Méndez was a guest curator at the Cooper-Hewitt National Design Museum in ‘Rebeca Méndez Selects’ 2018–19, reviewed in The New Yorker magazine and served as co-chair for the 2018 National Design Awards. She was keynote speaker at the AIGA Conference 2019: Design Educators and member of the steering committee, co-curator and spreaker at the 2019 Aspen Ideas Festival.
In 1996 she founded Rebeca Méndez Design, a multidisciplinary studio focused on design for art, architecture and other cultural clients, as well as for non-profit organizations. Her design research and practice is in brand strategy and design, architectural immersive spaces, experience design, and book design. Méndez has the ability to lead large teams and design award winning global brands, including for IBM and Motorola, as well as design intimate and exquisitely crafted books for cultural clients, including Bill Viola for the Whitney Museum and Suprasensorial for MOCA. Through her studio, she has created projects for clients such as Morphosis Architects, Gehry Partners, The Getty Center, MOCA, Guggenheim Berlin, SFMOMA, and artist Bill Viola. Other professional experience include her appointment as senior partner/creative director of Brand Integration Group (BIG) for Ogilvy & Mather, Los Angeles (2000–2003), where Méndez led global branding projects for clients such as IBM, AT&T Wireless, Trend Micro, and Motorola. Méndez joined Wieden+Kennedy as art director to work on the Microsoft account to develop, among other projects, the concept and design of the Microsoft Store (1998–1999). Méndez was design director of the Art Center College of Design, Design Office. She is known for her critical role in the redesign and reassessment of her alma mater’s visual and cultural identity (1989–1995).

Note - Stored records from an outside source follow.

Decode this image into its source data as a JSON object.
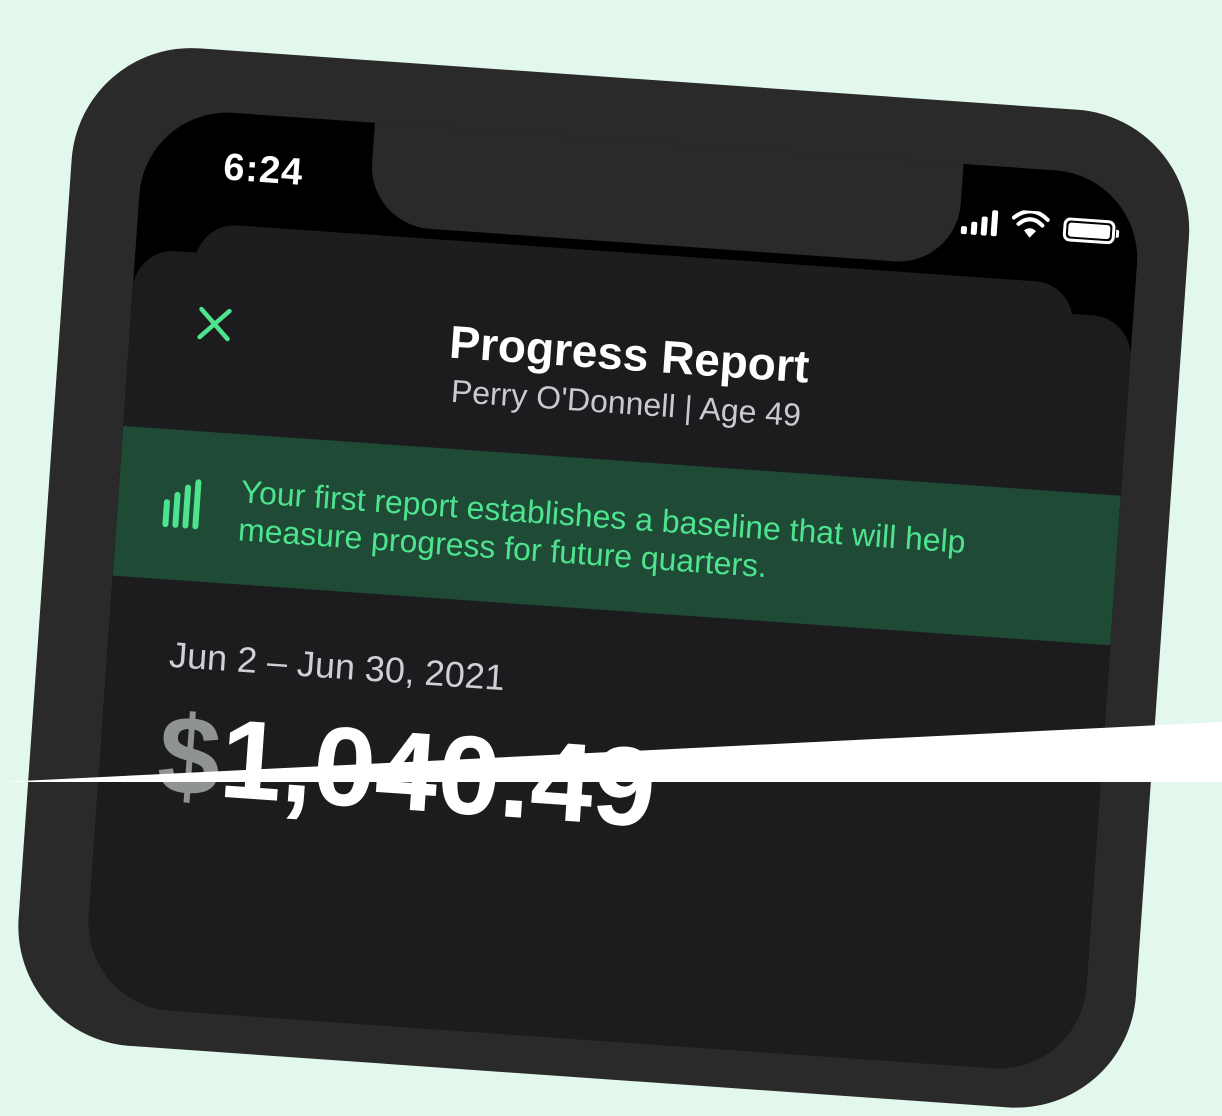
{
  "status_bar": {
    "time": "6:24",
    "icons": [
      "signal-icon",
      "wifi-icon",
      "battery-icon"
    ]
  },
  "header": {
    "close_icon": "close-icon",
    "title": "Progress Report",
    "subtitle": "Perry O'Donnell | Age 49"
  },
  "banner": {
    "icon": "bar-chart-icon",
    "text": "Your first report establishes a baseline that will help measure progress for future quarters."
  },
  "summary": {
    "date_range": "Jun 2 – Jun 30, 2021",
    "amount_currency": "$",
    "amount_value": "1,040.49"
  },
  "colors": {
    "accent": "#4ee38e",
    "banner_bg": "#1e4a36",
    "sheet_bg": "#1c1c1e",
    "page_bg": "#e3f8ec",
    "device_frame": "#2a2a2b"
  }
}
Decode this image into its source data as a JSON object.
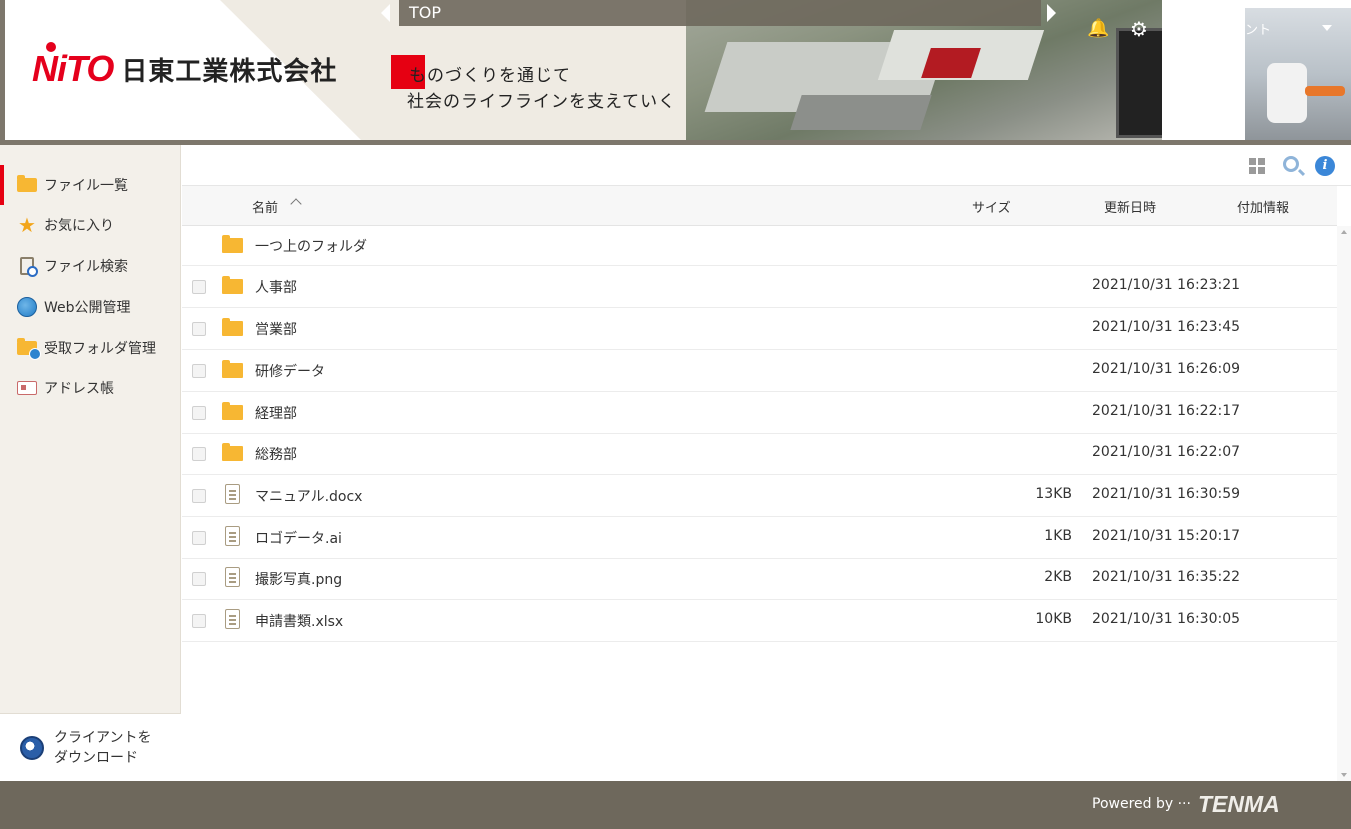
{
  "header": {
    "company_name": "日東工業株式会社",
    "logo_mark": "NiTO",
    "slogan_line1": "ものづくりを通じて",
    "slogan_line2": "社会のライフラインを支えていく",
    "nav_title": "TOP",
    "account_label": "マイアカウント",
    "icons": [
      "bell-icon",
      "gear-icon",
      "chevron-down-icon"
    ]
  },
  "sidebar": {
    "items": [
      {
        "label": "ファイル一覧",
        "icon": "folder-icon",
        "active": true
      },
      {
        "label": "お気に入り",
        "icon": "star-icon"
      },
      {
        "label": "ファイル検索",
        "icon": "file-search-icon"
      },
      {
        "label": "Web公開管理",
        "icon": "globe-icon"
      },
      {
        "label": "受取フォルダ管理",
        "icon": "folder-globe-icon"
      },
      {
        "label": "アドレス帳",
        "icon": "address-card-icon"
      }
    ],
    "download_line1": "クライアントを",
    "download_line2": "ダウンロード"
  },
  "toolbar": {
    "icons": [
      "grid-view-icon",
      "search-icon",
      "info-icon"
    ],
    "info_glyph": "i"
  },
  "table": {
    "columns": {
      "name": "名前",
      "size": "サイズ",
      "updated": "更新日時",
      "extra": "付加情報"
    },
    "sort": "name-ascending",
    "parent_row": "一つ上のフォルダ",
    "rows": [
      {
        "type": "folder",
        "name": "人事部",
        "size": "",
        "updated": "2021/10/31 16:23:21"
      },
      {
        "type": "folder",
        "name": "営業部",
        "size": "",
        "updated": "2021/10/31 16:23:45"
      },
      {
        "type": "folder",
        "name": "研修データ",
        "size": "",
        "updated": "2021/10/31 16:26:09"
      },
      {
        "type": "folder",
        "name": "経理部",
        "size": "",
        "updated": "2021/10/31 16:22:17"
      },
      {
        "type": "folder",
        "name": "総務部",
        "size": "",
        "updated": "2021/10/31 16:22:07"
      },
      {
        "type": "file",
        "name": "マニュアル.docx",
        "size": "13KB",
        "updated": "2021/10/31 16:30:59"
      },
      {
        "type": "file",
        "name": "ロゴデータ.ai",
        "size": "1KB",
        "updated": "2021/10/31 15:20:17"
      },
      {
        "type": "file",
        "name": "撮影写真.png",
        "size": "2KB",
        "updated": "2021/10/31 16:35:22"
      },
      {
        "type": "file",
        "name": "申請書類.xlsx",
        "size": "10KB",
        "updated": "2021/10/31 16:30:05"
      }
    ]
  },
  "footer": {
    "powered_by": "Powered by ···",
    "brand": "TENMA"
  },
  "colors": {
    "accent_red": "#e60012",
    "header_bar": "#6e685c",
    "folder_yellow": "#f7b733",
    "sidebar_bg": "#f3f0ea"
  }
}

Rebeca Méndez was born and raised in México City, immigrating to the United States in 1980. As a Latin American woman, Méndez has made a commitment to diversity and inclusion, and she is a role model for aspiring young women designers across Latin America. Méndez is known for her career-long commitment to ‘design and art as a social force,’ and was awarded the ‘2016 Vision Over Violence Humanitarian Award,’ by Peace Over Violence, Los Angeles.
Méndez served as a juror for the Pritzker Emerging Environmental Genius Award, 2017, 2018 and 2019. Her interests and initiatives are a bridge between art, design and science, and demonstrate a commitment to the environment and a sustainable future.